The Greek government surprised everybody on Thursday by submitting a proposal to Greece's international creditors that would implement severe austerity measures in return for new bailout funds.
Less than a week ago, Greek Prime Minister Alexis Tsipras' government had urged voters participating in a national referendum to reject a bailout deal that included similar austerity measures. Greek voters gave that deal a decisive "no" in Sunday's vote. Europe then gave the country's leaders until the end of this week to submit a new proposal or face potential bankruptcy and the risk of exiting the eurozone.
Under Tsipras' latest plan, Athens would commit to significant pension cuts and tax hikes in exchange for the possibility of debt relief and three years of financial aid worth nearly $60 billion, Reuters reports.
The WorldPost spoke with Paul De Grauwe, the John Paulson chair in European political economy at the London School of Economics, about the Greek proposal and what it would mean for the Greek economy in the years ahead.
The proposal submitted by Greek Prime Minister Alexis Tsipras on Thursday includes such far-reaching austerity measures, and it is being described as a complete U-turn. What are the biggest concessions in the new plan?
The Greeks have conceded on the whole line. One of the big questions and main points of contention was austerity, and in fact, Sunday's referendum was in large part about the degree of austerity. The Greek government has now completely surrendered and accepted the conditions of the creditors. It's remarkable they went all the way to the referendum opposing austerity and then fall on their knees.
What did the Greeks get in return for making such big concessions?
As far as I can see, nothing. I haven't seen anything about debt alleviation.
What do you think has prompted the Greek government to make such a U-turn?
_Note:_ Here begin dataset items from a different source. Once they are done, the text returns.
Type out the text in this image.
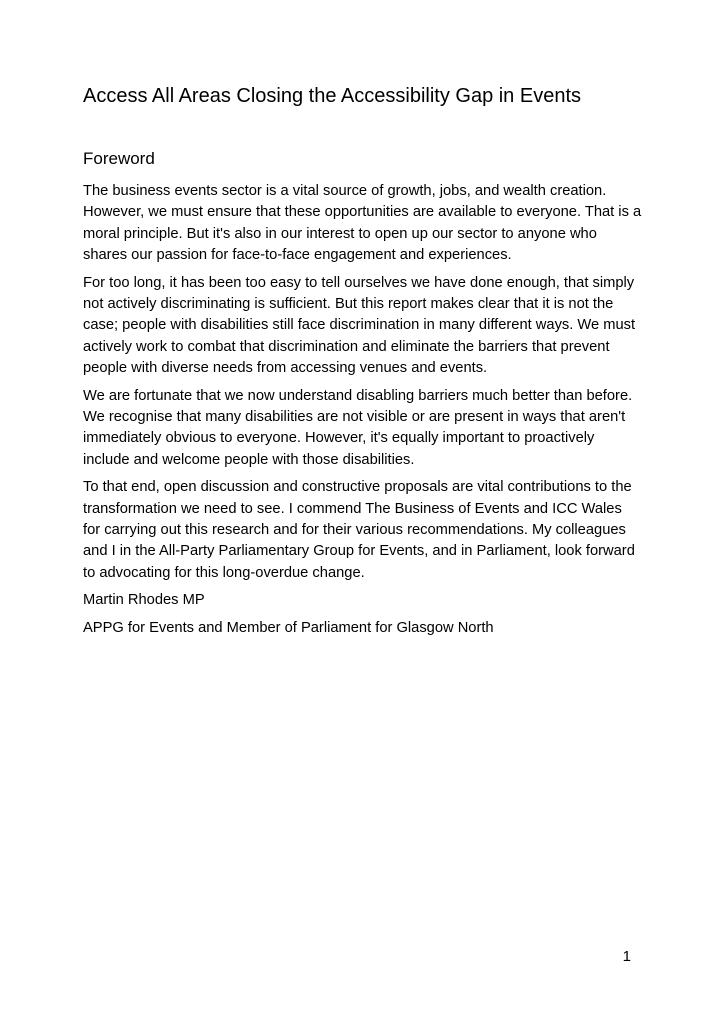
Access All Areas Closing the Accessibility Gap in Events
Foreword

The business events sector is a vital source of growth, jobs, and wealth creation. However, we must ensure that these opportunities are available to everyone. That is a moral principle. But it's also in our interest to open up our sector to anyone who shares our passion for face-to-face engagement and experiences.

For too long, it has been too easy to tell ourselves we have done enough, that simply not actively discriminating is sufficient. But this report makes clear that it is not the case; people with disabilities still face discrimination in many different ways. We must actively work to combat that discrimination and eliminate the barriers that prevent people with diverse needs from accessing venues and events.

We are fortunate that we now understand disabling barriers much better than before. We recognise that many disabilities are not visible or are present in ways that aren't immediately obvious to everyone. However, it's equally important to proactively include and welcome people with those disabilities.

To that end, open discussion and constructive proposals are vital contributions to the transformation we need to see. I commend The Business of Events and ICC Wales for carrying out this research and for their various recommendations. My colleagues and I in the All-Party Parliamentary Group for Events, and in Parliament, look forward to advocating for this long-overdue change.

Martin Rhodes MP

APPG for Events and Member of Parliament for Glasgow North

1
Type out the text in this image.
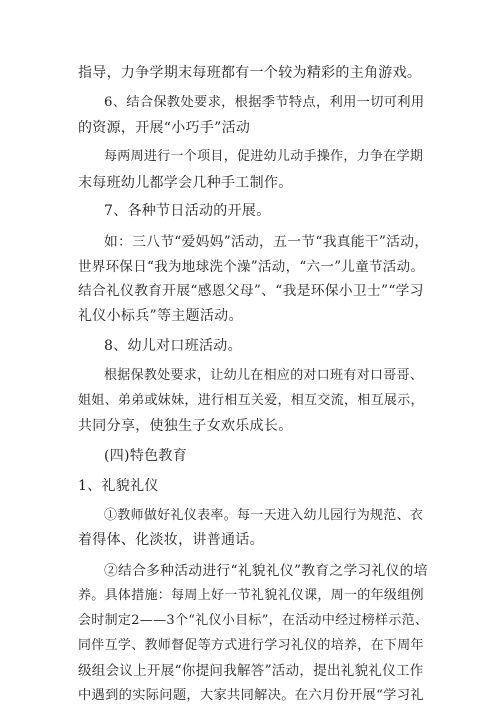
指导，力争学期末每班都有一个较为精彩的主角游戏。
6、结合保教处要求，根据季节特点，利用一切可利用
的资源，开展“小巧手”活动
每两周进行一个项目，促进幼儿动手操作，力争在学期
末每班幼儿都学会几种手工制作。
7、各种节日活动的开展。
如：三八节“爱妈妈”活动，五一节“我真能干”活动，
世界环保日“我为地球洗个澡”活动，“六一”儿童节活动。
结合礼仪教育开展“感恩父母”、“我是环保小卫士”“学习
礼仪小标兵”等主题活动。
8、幼儿对口班活动。
根据保教处要求，让幼儿在相应的对口班有对口哥哥、
姐姐、弟弟或妹妹，进行相互关爱，相互交流，相互展示，
共同分享，使独生子女欢乐成长。
(四)特色教育
1、礼貌礼仪
①教师做好礼仪表率。每一天进入幼儿园行为规范、衣
着得体、化淡妆，讲普通话。
②结合多种活动进行“礼貌礼仪”教育之学习礼仪的培
养。具体措施：每周上好一节礼貌礼仪课，周一的年级组例
会时制定2——3个“礼仪小目标”，在活动中经过榜样示范、
同伴互学、教师督促等方式进行学习礼仪的培养，在下周年
级组会议上开展“你提问我解答”活动，提出礼貌礼仪工作
中遇到的实际问题，大家共同解决。在六月份开展“学习礼
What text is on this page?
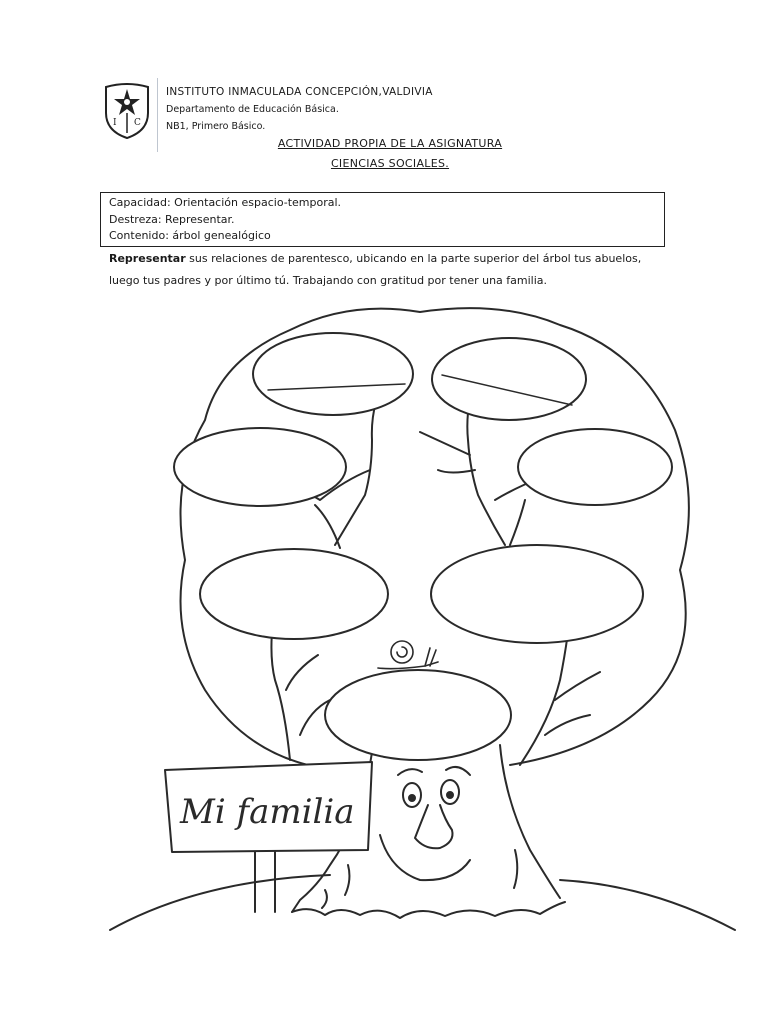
I C
INSTITUTO INMACULADA CONCEPCIÓN,VALDIVIA
Departamento de Educación Básica.
NB1, Primero Básico.
ACTIVIDAD PROPIA DE LA ASIGNATURA
CIENCIAS SOCIALES.
Capacidad: Orientación espacio-temporal.
Destreza: Representar.
Contenido: árbol genealógico
Representar sus relaciones de parentesco, ubicando en la parte superior del árbol tus abuelos, luego tus padres y por último tú. Trabajando con gratitud por tener una familia.
Mi familia
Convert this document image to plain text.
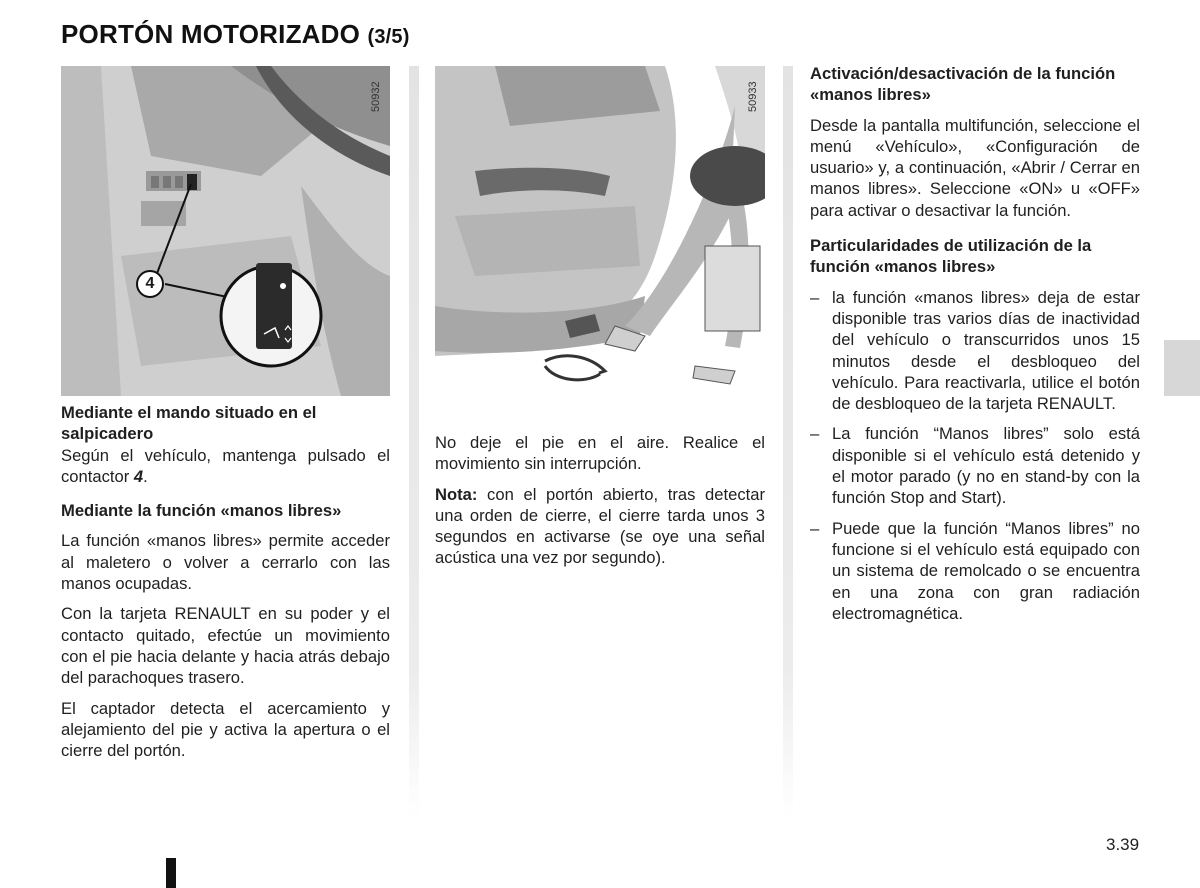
PORTÓN MOTORIZADO (3/5)
4
50932	50933
Mediante el mando situado en el salpicadero

Según el vehículo, mantenga pulsado el contactor 4.

Mediante la función «manos libres»

La función «manos libres» permite acceder al maletero o volver a cerrarlo con las manos ocupadas.

Con la tarjeta RENAULT en su poder y el contacto quitado, efectúe un movimiento con el pie hacia delante y hacia atrás debajo del parachoques trasero.

El captador detecta el acercamiento y alejamiento del pie y activa la apertura o el cierre del portón.

No deje el pie en el aire. Realice el movimiento sin interrupción.

Nota: con el portón abierto, tras detectar una orden de cierre, el cierre tarda unos 3 segundos en activarse (se oye una señal acústica una vez por segundo).

Activación/desactivación de la función «manos libres»

Desde la pantalla multifunción, seleccione el menú «Vehículo», «Configuración de usuario» y, a continuación, «Abrir / Cerrar en manos libres». Seleccione «ON» u «OFF» para activar o desactivar la función.

Particularidades de utilización de la función «manos libres»
– la función «manos libres» deja de estar disponible tras varios días de inactividad del vehículo o transcurridos unos 15 minutos desde el desbloqueo del vehículo. Para reactivarla, utilice el botón de desbloqueo de la tarjeta RENAULT.
– La función “Manos libres” solo está disponible si el vehículo está detenido y el motor parado (y no en stand-by con la función Stop and Start).
– Puede que la función “Manos libres” no funcione si el vehículo está equipado con un sistema de remolcado o se encuentra en una zona con gran radiación electromagnética.
3.39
Greeks have been pushed to the abyss. The European Central Bank has been an instrument of politicians to starve the Greeks from cash. What happened is like torture. When you torture somebody long enough, at some point most people will concede because they can't stand it any longer. I don't think we can be very proud.
What happened is like torture. ... I don't think we can be very proud.
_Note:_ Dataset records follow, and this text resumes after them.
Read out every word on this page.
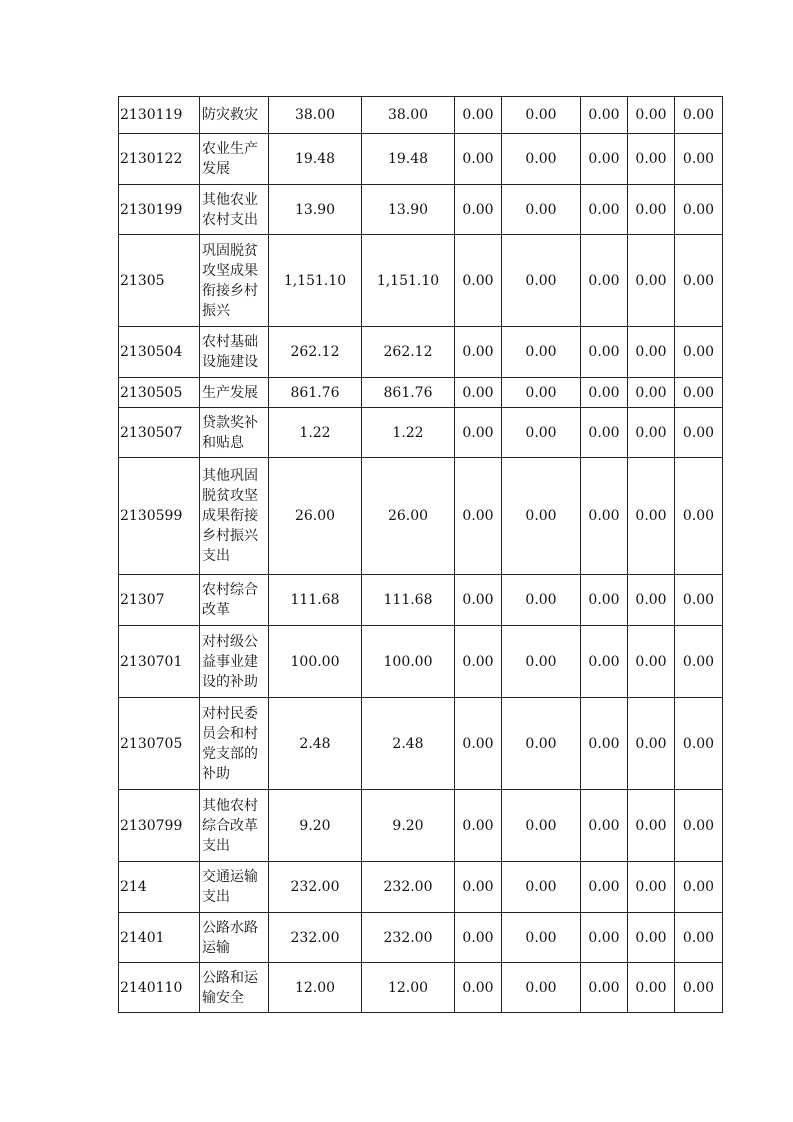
2130119	防灾救灾	38.00	38.00	0.00	0.00	0.00	0.00	0.00
2130122	农业生产发展	19.48	19.48	0.00	0.00	0.00	0.00	0.00
2130199	其他农业农村支出	13.90	13.90	0.00	0.00	0.00	0.00	0.00
21305	巩固脱贫攻坚成果衔接乡村振兴	1,151.10	1,151.10	0.00	0.00	0.00	0.00	0.00
2130504	农村基础设施建设	262.12	262.12	0.00	0.00	0.00	0.00	0.00
2130505	生产发展	861.76	861.76	0.00	0.00	0.00	0.00	0.00
2130507	贷款奖补和贴息	1.22	1.22	0.00	0.00	0.00	0.00	0.00
2130599	其他巩固脱贫攻坚成果衔接乡村振兴支出	26.00	26.00	0.00	0.00	0.00	0.00	0.00
21307	农村综合改革	111.68	111.68	0.00	0.00	0.00	0.00	0.00
2130701	对村级公益事业建设的补助	100.00	100.00	0.00	0.00	0.00	0.00	0.00
2130705	对村民委员会和村党支部的补助	2.48	2.48	0.00	0.00	0.00	0.00	0.00
2130799	其他农村综合改革支出	9.20	9.20	0.00	0.00	0.00	0.00	0.00
214	交通运输支出	232.00	232.00	0.00	0.00	0.00	0.00	0.00
21401	公路水路运输	232.00	232.00	0.00	0.00	0.00	0.00	0.00
2140110	公路和运输安全	12.00	12.00	0.00	0.00	0.00	0.00	0.00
What impact might these new proposed measures have on the Greek economy? Until earlier this week, the Greek government insisted that more austerity would never be able to put Greece back on its feet.
It's a continuation of austerity and we've seen that austerity doesn't work. It will continue to cause low growth, recession and high unemployment, which leads to misery for so many people. In addition, it won't reduce the debt burden because output will continue to decline, and therefore the burden of the debt level will intensify. All this has been tried for the past five years, and now they just want to continue to do the same thing.
What would have been a better approach?
There's no point in continuing something that doesn't work, so they would have had to stop austerity. Also, the debt burden should have been looked at. My criticism is that the creditor nations should acknowledge that there had already been a restructuring of Greece's debt and that it has reduced the debt burden of the Greek government. It's time to provide liquidity to the Greek government so it can start working again.
This is a union that will not last.
What's a crucial element for HuffPost's readers to understand about the current crisis?
If you're a member of a monetary union, you face big risks because you're on your own when you get hit badly by negative economic shocks. In this monetary union, everyone says, "If you have trouble, don't come to me." Therefore, this is a union that will not last.
This interview has been edited for length and clarity.